Para un turismo, el Real Decreto 920/2017 establece que está exento durante los cuatro primeros años desde la primera matriculación, después pasa inspección cada dos años hasta cumplir los diez, y a partir de los diez años la inspección es anual. La calculadora aplica ese calendario automáticamente según la edad que indiques, y reparte el coste entre los años que corresponda. El precio varía mucho por comunidad autónoma, así que conviene poner el de la tuya.
Porque el seguro, el impuesto de circulación, la ITV y buena parte de la depreciación se pagan igual tanto si haces 5.000 kilómetros al año como si haces 30.000. Al repartir esos costes fijos entre menos kilómetros, cada uno sale más caro. Es la razón por la que un segundo coche que apenas se usa suele ser malísimo negocio, y por la que a partir de cierto umbral de uso bajo compensa más alquilar, compartir o tirar de taxi que mantener un vehículo parado.
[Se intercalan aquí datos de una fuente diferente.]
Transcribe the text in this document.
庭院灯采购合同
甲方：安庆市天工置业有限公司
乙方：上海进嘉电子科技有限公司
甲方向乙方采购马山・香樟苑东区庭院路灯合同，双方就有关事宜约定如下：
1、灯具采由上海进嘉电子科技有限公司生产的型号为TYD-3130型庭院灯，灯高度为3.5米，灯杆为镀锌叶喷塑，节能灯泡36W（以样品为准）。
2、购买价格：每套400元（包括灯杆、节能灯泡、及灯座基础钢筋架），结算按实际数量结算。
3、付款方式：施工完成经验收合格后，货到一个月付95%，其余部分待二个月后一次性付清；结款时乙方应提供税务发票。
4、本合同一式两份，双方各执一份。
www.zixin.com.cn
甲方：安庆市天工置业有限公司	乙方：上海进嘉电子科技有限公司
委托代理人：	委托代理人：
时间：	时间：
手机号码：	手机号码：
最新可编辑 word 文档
A cuentas iguales, lo justo es dividir el coste real del trayecto entre todos los ocupantes, conductor incluido. La calculadora lo hace en el simulador de trayecto: coge el coste por kilómetro completo, no solo el combustible, lo multiplica por la distancia de ida y vuelta y lo reparte. Cobrar solo la gasolina, que es lo habitual, significa que el propietario asume en solitario el desgaste, los neumáticos y la depreciación que ha generado ese viaje. Conviene añadir aparte los peajes y el aparcamiento, que son gastos directos del viaje.
Sirve, con una salvedad. En lugar del consumo en litros a los cien kilómetros pon el consumo en kilovatios hora a los cien, y en lugar del precio del litro pon el precio del kilovatio hora que pagas al cargar. La aritmética es idéntica. Lo que cambia son las otras partidas: el mantenimiento de un eléctrico suele ser bastante menor porque tiene muchas menos piezas que se desgasten, y en cambio la depreciación ha sido históricamente más acusada. Ambas cosas las introduces tú, así que el resultado sigue siendo válido.